Rachael Perron is a Culinary & Branding Director Kowalski’s Markets. She stopped by to help you get dinner on the table.

Weeknight Beef Stroganoff


1 lb. Kowalski’s Casarecce Dry Pasta
1 tbsp. Kowalski’s Extra Virgin Olive Oil
4 oz. Kowalski’s Gourmet Mushroom Blend
– kosher salt and freshly ground Kowalski’s Black Peppercorns, to taste
1 lb. (approx.) Kowalski’s Signature Lightly Smoked Fully Cooked Pulled Beef
½ lb. (approx.) Kowalski’s Beef Demi-Glace (from the Meat Department)
3 tbsp. Kowalski’s Unsalted Butter
⅓ cup sour cream (or plain Greek yogurt)
– fresh thyme leaves, for garnish


In a large pot of salted water, cook noodles according to package, near the end of cooking time, scoop approx. 1 cup pasta cooking water from the pot and reserve.
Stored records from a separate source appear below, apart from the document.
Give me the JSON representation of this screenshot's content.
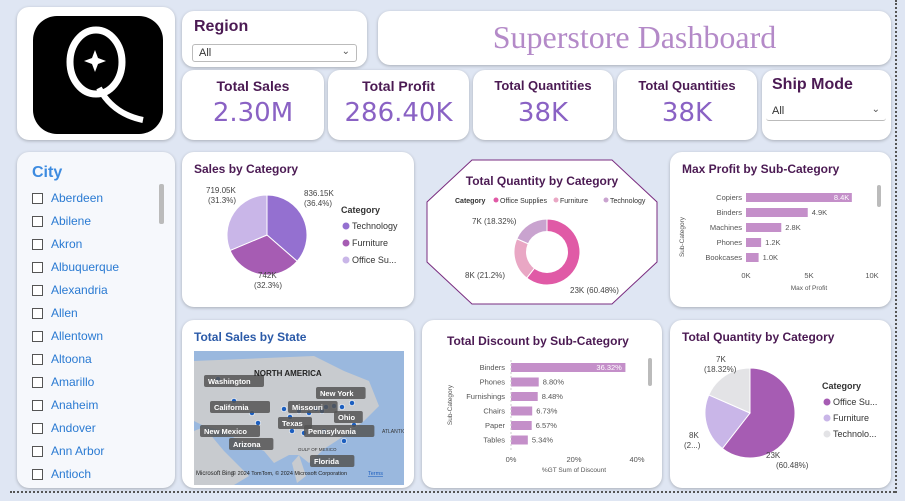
{
  "logo": {
    "letter": "Q"
  },
  "region": {
    "label": "Region",
    "value": "All"
  },
  "title": "Superstore Dashboard",
  "kpis": [
    {
      "title": "Total Sales",
      "value": "2.30M"
    },
    {
      "title": "Total Profit",
      "value": "286.40K"
    },
    {
      "title": "Total Quantities",
      "value": "38K"
    },
    {
      "title": "Total Quantities",
      "value": "38K"
    }
  ],
  "ship_mode": {
    "label": "Ship Mode",
    "value": "All"
  },
  "city": {
    "label": "City",
    "items": [
      "Aberdeen",
      "Abilene",
      "Akron",
      "Albuquerque",
      "Alexandria",
      "Allen",
      "Allentown",
      "Altoona",
      "Amarillo",
      "Anaheim",
      "Andover",
      "Ann Arbor",
      "Antioch"
    ]
  },
  "sales_by_category": {
    "title": "Sales by Category",
    "legend_title": "Category",
    "legend": [
      "Technology",
      "Furniture",
      "Office Su..."
    ],
    "labels": [
      "836.15K",
      "(36.4%)",
      "742K",
      "(32.3%)",
      "719.05K",
      "(31.3%)"
    ]
  },
  "qty_by_category_donut": {
    "title": "Total Quantity by Category",
    "legend_title": "Category",
    "legend": [
      "Office Supplies",
      "Furniture",
      "Technology"
    ],
    "labels": [
      "7K (18.32%)",
      "8K (21.2%)",
      "23K (60.48%)"
    ]
  },
  "max_profit": {
    "title": "Max Profit by Sub-Category",
    "ylabel": "Sub-Category",
    "xlabel": "Max of Profit",
    "ticks": [
      "0K",
      "5K",
      "10K"
    ],
    "labels": [
      "8.4K",
      "4.9K",
      "2.8K",
      "1.2K",
      "1.0K"
    ]
  },
  "sales_by_state": {
    "title": "Total Sales by State",
    "map_labels": [
      "NORTH AMERICA",
      "Washington",
      "New York",
      "California",
      "Missouri",
      "Ohio",
      "Texas",
      "New Mexico",
      "Pennsylvania",
      "Arizona",
      "Florida",
      "GULF OF MEXICO",
      "ATLANTIC OCEAN"
    ],
    "footer": "Microsoft Bing",
    "credit": "© 2024 TomTom, © 2024 Microsoft Corporation",
    "terms": "Terms"
  },
  "discount": {
    "title": "Total Discount by Sub-Category",
    "ylabel": "Sub-Category",
    "xlabel": "%GT Sum of Discount",
    "ticks": [
      "0%",
      "20%",
      "40%"
    ],
    "labels": [
      "36.32%",
      "8.80%",
      "8.48%",
      "6.73%",
      "6.57%",
      "5.34%"
    ]
  },
  "qty_by_category_pie": {
    "title": "Total Quantity by Category",
    "legend_title": "Category",
    "legend": [
      "Office Su...",
      "Furniture",
      "Technolo..."
    ],
    "labels": [
      "7K",
      "(18.32%)",
      "8K",
      "(2...)",
      "23K",
      "(60.48%)"
    ]
  },
  "colors": {
    "purple_dark": "#4b1a53",
    "accent": "#8a62c4",
    "pie1": "#9470d0",
    "pie2": "#a65cb3",
    "pie3": "#c9b6e8",
    "pink": "#e05aa6",
    "pink_light": "#e9a7c4",
    "mauve": "#c9a3cf",
    "bar": "#c48fc9",
    "map_water": "#9ab8de",
    "map_land": "#c8cbcf"
  },
  "chart_data": [
    {
      "type": "pie",
      "title": "Sales by Category",
      "categories": [
        "Technology",
        "Furniture",
        "Office Supplies"
      ],
      "values": [
        836150,
        742000,
        719050
      ],
      "percent": [
        36.4,
        32.3,
        31.3
      ]
    },
    {
      "type": "pie",
      "title": "Total Quantity by Category",
      "categories": [
        "Office Supplies",
        "Furniture",
        "Technology"
      ],
      "values": [
        23000,
        8000,
        7000
      ],
      "percent": [
        60.48,
        21.2,
        18.32
      ]
    },
    {
      "type": "bar",
      "title": "Max Profit by Sub-Category",
      "categories": [
        "Copiers",
        "Binders",
        "Machines",
        "Phones",
        "Bookcases"
      ],
      "values": [
        8400,
        4900,
        2800,
        1200,
        1000
      ],
      "xlim": [
        0,
        10000
      ]
    },
    {
      "type": "bar",
      "title": "Total Discount by Sub-Category",
      "categories": [
        "Binders",
        "Phones",
        "Furnishings",
        "Chairs",
        "Paper",
        "Tables"
      ],
      "values": [
        36.32,
        8.8,
        8.48,
        6.73,
        6.57,
        5.34
      ],
      "xlim": [
        0,
        40
      ]
    },
    {
      "type": "pie",
      "title": "Total Quantity by Category",
      "categories": [
        "Office Supplies",
        "Furniture",
        "Technology"
      ],
      "values": [
        23000,
        8000,
        7000
      ],
      "percent": [
        60.48,
        21.2,
        18.32
      ]
    }
  ]
}
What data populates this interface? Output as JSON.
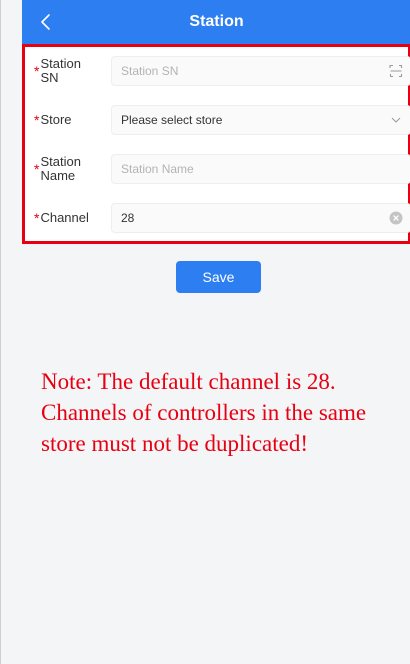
{
  "navbar": {
    "title": "Station",
    "back_icon": "chevron-left-icon"
  },
  "form": {
    "required_mark": "*",
    "station_sn": {
      "label_line1": "Station",
      "label_line2": "SN",
      "placeholder": "Station SN",
      "value": "",
      "icon": "scan-icon"
    },
    "store": {
      "label": "Store",
      "value": "Please select store",
      "icon": "chevron-down-icon"
    },
    "station_name": {
      "label_line1": "Station",
      "label_line2": "Name",
      "placeholder": "Station Name",
      "value": ""
    },
    "channel": {
      "label": "Channel",
      "value": "28",
      "icon": "clear-icon"
    }
  },
  "actions": {
    "save_label": "Save"
  },
  "note": "Note: The default channel is 28. Channels of controllers in the same store must not be duplicated!",
  "colors": {
    "primary": "#2d7ef1",
    "required": "#e60012",
    "annotation": "#e60012"
  }
}
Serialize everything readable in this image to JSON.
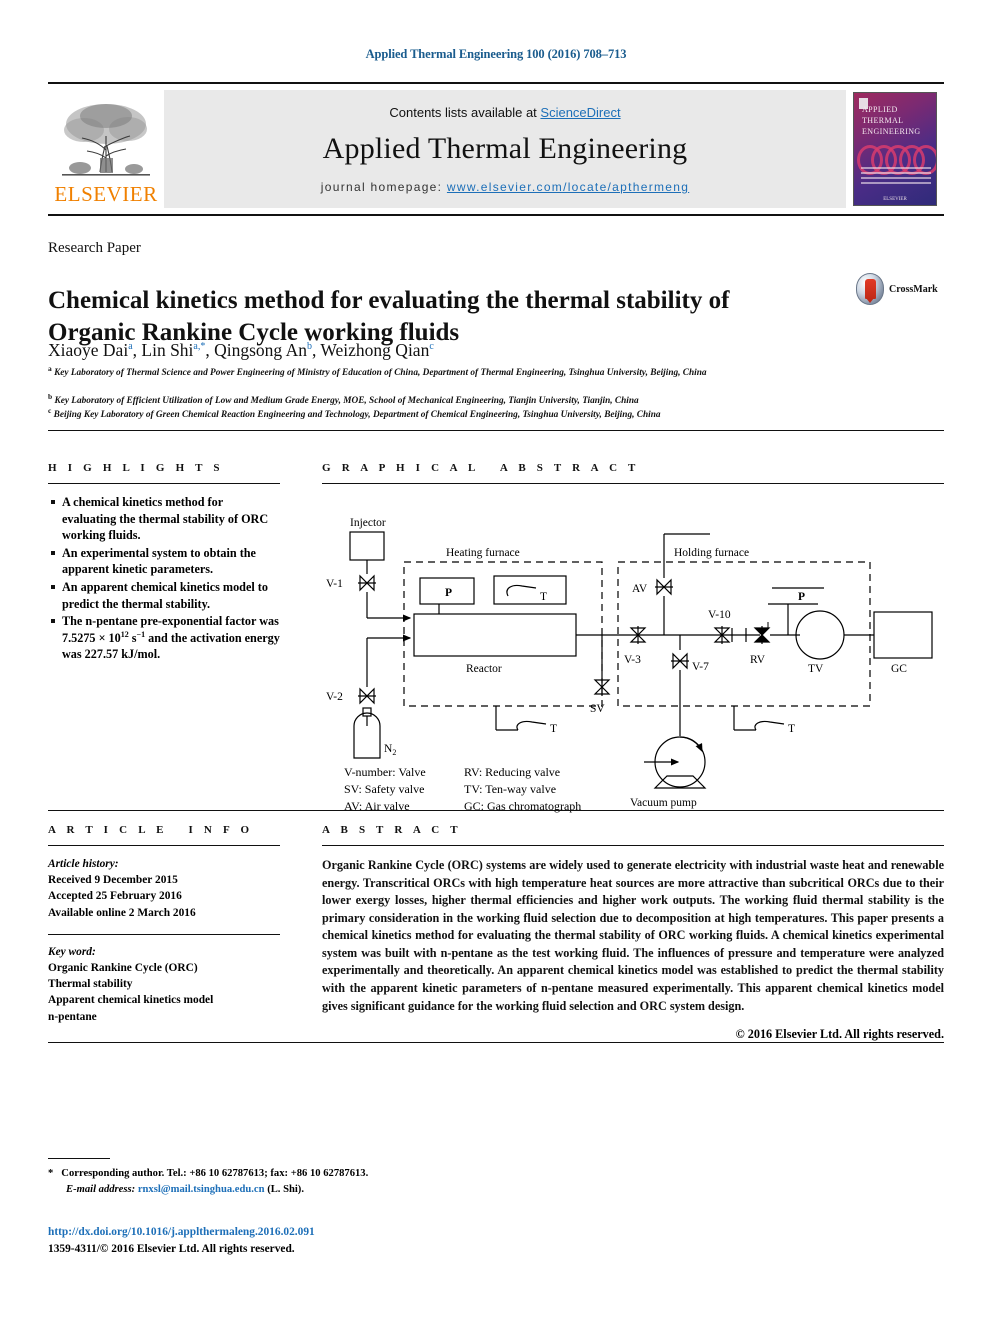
{
  "running_head": "Applied Thermal Engineering 100 (2016) 708–713",
  "masthead": {
    "contents_prefix": "Contents lists available at ",
    "sciencedirect": "ScienceDirect",
    "journal_title": "Applied Thermal Engineering",
    "homepage_prefix": "journal homepage: ",
    "homepage_url": "www.elsevier.com/locate/apthermeng",
    "publisher": "ELSEVIER",
    "cover": {
      "line1": "APPLIED",
      "line2": "THERMAL",
      "line3": "ENGINEERING",
      "footer": "ELSEVIER"
    }
  },
  "article": {
    "type": "Research Paper",
    "title": "Chemical kinetics method for evaluating the thermal stability of Organic Rankine Cycle working fluids",
    "authors": [
      {
        "name": "Xiaoye Dai",
        "marks": "a"
      },
      {
        "name": "Lin Shi",
        "marks": "a,*"
      },
      {
        "name": "Qingsong An",
        "marks": "b"
      },
      {
        "name": "Weizhong Qian",
        "marks": "c"
      }
    ],
    "affiliations": [
      {
        "mark": "a",
        "text": "Key Laboratory of Thermal Science and Power Engineering of Ministry of Education of China, Department of Thermal Engineering, Tsinghua University, Beijing, China"
      },
      {
        "mark": "b",
        "text": "Key Laboratory of Efficient Utilization of Low and Medium Grade Energy, MOE, School of Mechanical Engineering, Tianjin University, Tianjin, China"
      },
      {
        "mark": "c",
        "text": "Beijing Key Laboratory of Green Chemical Reaction Engineering and Technology, Department of Chemical Engineering, Tsinghua University, Beijing, China"
      }
    ],
    "crossmark_label": "CrossMark"
  },
  "highlights": {
    "heading": "HIGHLIGHTS",
    "items": [
      "A chemical kinetics method for evaluating the thermal stability of ORC working fluids.",
      "An experimental system to obtain the apparent kinetic parameters.",
      "An apparent chemical kinetics model to predict the thermal stability.",
      "The n-pentane pre-exponential factor was 7.5275 × 10^12 s^-1 and the activation energy was 227.57 kJ/mol."
    ],
    "item4_parts": {
      "a": "The n-pentane pre-exponential factor was 7.5275 × 10",
      "exp1": "12",
      "b": " s",
      "exp2": "−1",
      "c": " and the activation energy was 227.57 kJ/mol."
    }
  },
  "graphical_abstract": {
    "heading": "GRAPHICAL ABSTRACT",
    "labels": {
      "injector": "Injector",
      "heating_furnace": "Heating furnace",
      "holding_furnace": "Holding furnace",
      "reactor": "Reactor",
      "v1": "V-1",
      "v2": "V-2",
      "v3": "V-3",
      "v7": "V-7",
      "v10": "V-10",
      "av": "AV",
      "sv": "SV",
      "rv": "RV",
      "tv": "TV",
      "gc": "GC",
      "p1": "P",
      "p2": "P",
      "t1": "T",
      "t2": "T",
      "t3": "T",
      "n2": "N₂",
      "vacuum_pump": "Vacuum pump"
    },
    "legend": [
      [
        "V-number: Valve",
        "RV: Reducing valve"
      ],
      [
        "SV: Safety valve",
        "TV: Ten-way valve"
      ],
      [
        "AV: Air valve",
        "GC: Gas chromatograph"
      ]
    ]
  },
  "article_info": {
    "heading": "ARTICLE INFO",
    "history_label": "Article history:",
    "history": [
      "Received 9 December 2015",
      "Accepted 25 February 2016",
      "Available online 2 March 2016"
    ],
    "keyword_label": "Key word:",
    "keywords": [
      "Organic Rankine Cycle (ORC)",
      "Thermal stability",
      "Apparent chemical kinetics model",
      "n-pentane"
    ]
  },
  "abstract": {
    "heading": "ABSTRACT",
    "text": "Organic Rankine Cycle (ORC) systems are widely used to generate electricity with industrial waste heat and renewable energy. Transcritical ORCs with high temperature heat sources are more attractive than subcritical ORCs due to their lower exergy losses, higher thermal efficiencies and higher work outputs. The working fluid thermal stability is the primary consideration in the working fluid selection due to decomposition at high temperatures. This paper presents a chemical kinetics method for evaluating the thermal stability of ORC working fluids. A chemical kinetics experimental system was built with n-pentane as the test working fluid. The influences of pressure and temperature were analyzed experimentally and theoretically. An apparent chemical kinetics model was established to predict the thermal stability with the apparent kinetic parameters of n-pentane measured experimentally. This apparent chemical kinetics model gives significant guidance for the working fluid selection and ORC system design.",
    "copyright": "© 2016 Elsevier Ltd. All rights reserved."
  },
  "footer": {
    "corresponding_star": "*",
    "corresponding": "Corresponding author. Tel.: +86 10 62787613; fax: +86 10 62787613.",
    "email_label": "E-mail address:",
    "email": "rnxsl@mail.tsinghua.edu.cn",
    "email_person": "(L. Shi).",
    "doi": "http://dx.doi.org/10.1016/j.applthermaleng.2016.02.091",
    "issn": "1359-4311/© 2016 Elsevier Ltd. All rights reserved."
  },
  "colors": {
    "link": "#1d6fb8",
    "elsevier_orange": "#f08000",
    "rule": "#111111"
  }
}
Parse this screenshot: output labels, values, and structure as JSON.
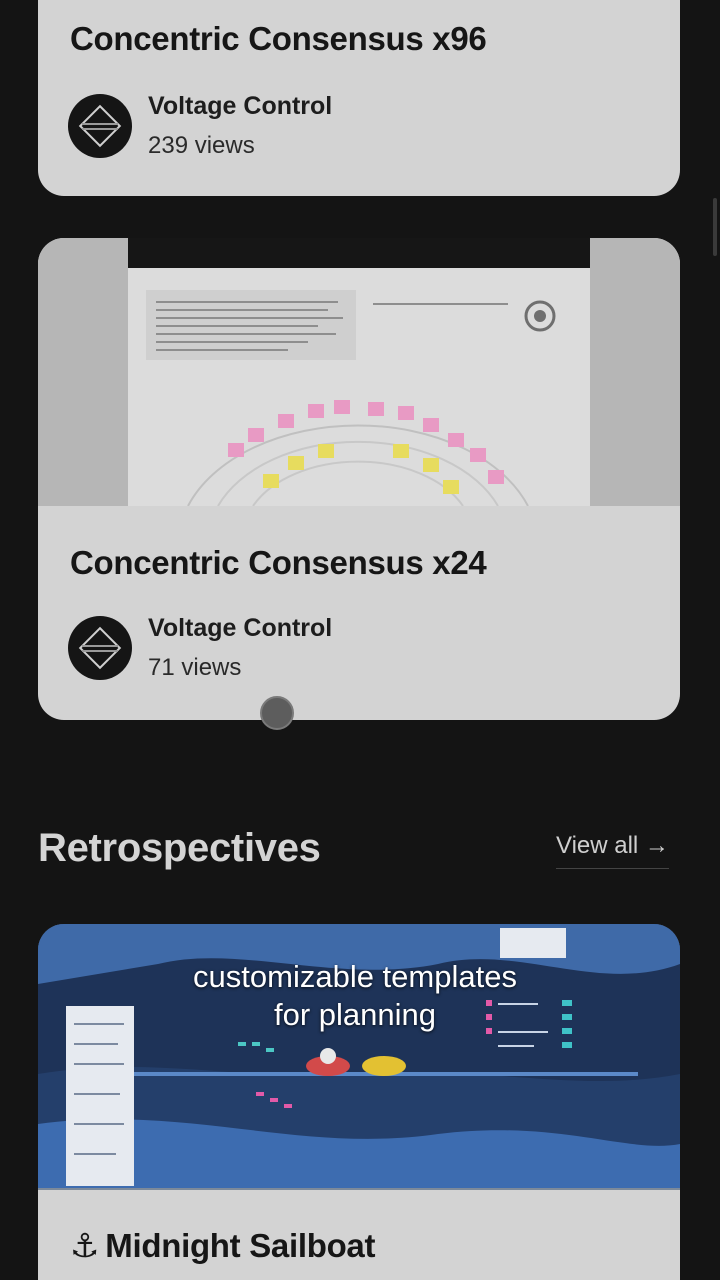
{
  "cards": [
    {
      "title": "Concentric Consensus x96",
      "author": "Voltage Control",
      "views": "239 views"
    },
    {
      "title": "Concentric Consensus x24",
      "author": "Voltage Control",
      "views": "71 views"
    }
  ],
  "section": {
    "title": "Retrospectives",
    "view_all": "View all →"
  },
  "retro_card": {
    "icon_glyph": "⚓",
    "title": "Midnight Sailboat"
  },
  "caption": {
    "line1": "customizable templates",
    "line2": "for planning"
  },
  "colors": {
    "background": "#141414",
    "card": "#d3d3d3",
    "text_light": "#d4d4d4"
  }
}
While pasta cooks, heat oil in an extra-large sauté pan over medium-high heat, swirling to coat. Add mushrooms; cook until browned (4-5 min.). Season mushrooms with salt and pepper; transfer to a medium bowl and set aside. Add beef to the sauté pan; cook and stir until meat is hot and falling apart (2-3 min.). Transfer beef to the bowl with mushrooms; set aside. Add demi-glace and reserved hot pasta water to the pan, scraping up browned bits from the bottom. Reduce heat to medium; simmer until sauce is reduced by ½ (about 4 min.). Whisk in butter. Use a slotted spoon to transfer cooked pasta to the sauté pan; stir and simmer until thickened (about 2 min.). Adjust seasoning to taste. Stir mushrooms and beef into the pasta; stir in sour cream. Garnish with thyme; serve immediately.

Tasty Tip:

  • Kowalski’s Signature Beef Demi-Glace is often sold and may be stored at home in the freezer. Thaw in the refrigerator or microwave before use or simply drop the frozen product into the pan and cook a few minutes longer to melt it.